There’s a parallel here with our gospel story, with Christmas today, if we have eyes to see it. In the Old Testament, we find God’s presence encased in an ark, in a big and ornate box, and its arrival in Jerusalem brought such joy to David that he was overwhelmed by it. In today’s gospel, we find that Mary herself is the New Testament’s Ark of the Covenant... God is living within her. And through her, God would prove that God would no longer be contained in boxes or hidden behind veils in temples; God was coming to be with and live with us.

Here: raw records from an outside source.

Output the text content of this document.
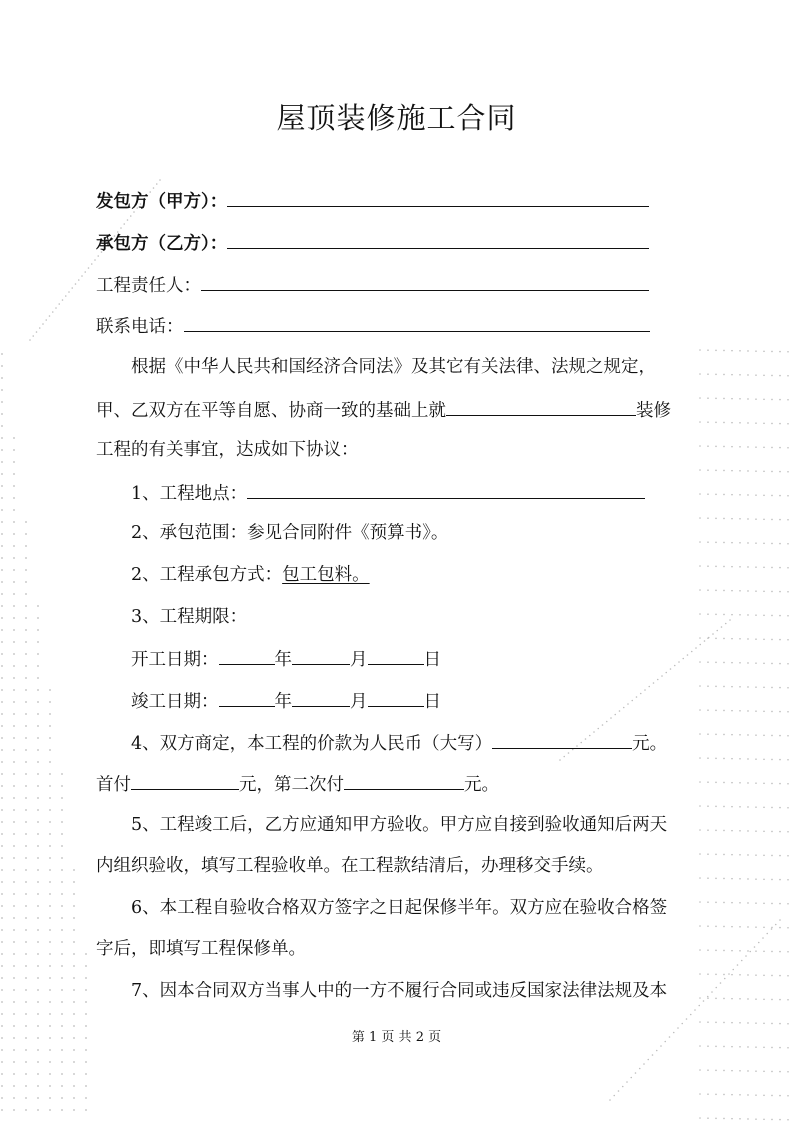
屋顶装修施工合同
发包方（甲方）：
承包方（乙方）：
工程责任人：
联系电话：
根据《中华人民共和国经济合同法》及其它有关法律、法规之规定，
甲、乙双方在平等自愿、协商一致的基础上就	装修
工程的有关事宜，达成如下协议：
1、工程地点：
2、承包范围：参见合同附件《预算书》。
2、工程承包方式：包工包料。
3、工程期限：
开工日期：	年	月	日
竣工日期：	年	月	日
4、双方商定，本工程的价款为人民币（大写）	元。
首付	元，第二次付	元。
5、工程竣工后，乙方应通知甲方验收。甲方应自接到验收通知后两天
内组织验收，填写工程验收单。在工程款结清后，办理移交手续。
6、本工程自验收合格双方签字之日起保修半年。双方应在验收合格签
字后，即填写工程保修单。
7、因本合同双方当事人中的一方不履行合同或违反国家法律法规及本
第 1 页 共 2 页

God’s very spirit lived in the virgin womb and was birthed into the world incarnate as a baby boy this Christmas morning, some two thousand years ago. And that boy, fully God and fully human, Jesus of Nazareth, born in Bethlehem, would live all the difficulties of life that we go through ourselves, and he would love so much, so unconditionally, that he would be killed for it, and that love would change the world.
Will our response today to Immanuel, God with us, be David’s style of abundant, undignified joy? Will we love as this Jesus loved? Will we show ridiculous amounts of grace to our neighbors? Will we celebrate this reason for this season beyond just today? Can we keep “Joy to the World,” the whole world, as the song of our hearts beyond December 25th?
Good Christian friends, I ask you to continuously rejoice, with heart and soul and voice, all the year long. We have much to be thankful for, and we have much to be outrageously joyful about: the Almighty Creator God came to be with us, born of a virgin, and then continues, two thousand years later, to come to be with us all this day and every day, and heaven and nature sing. Merry Christmas.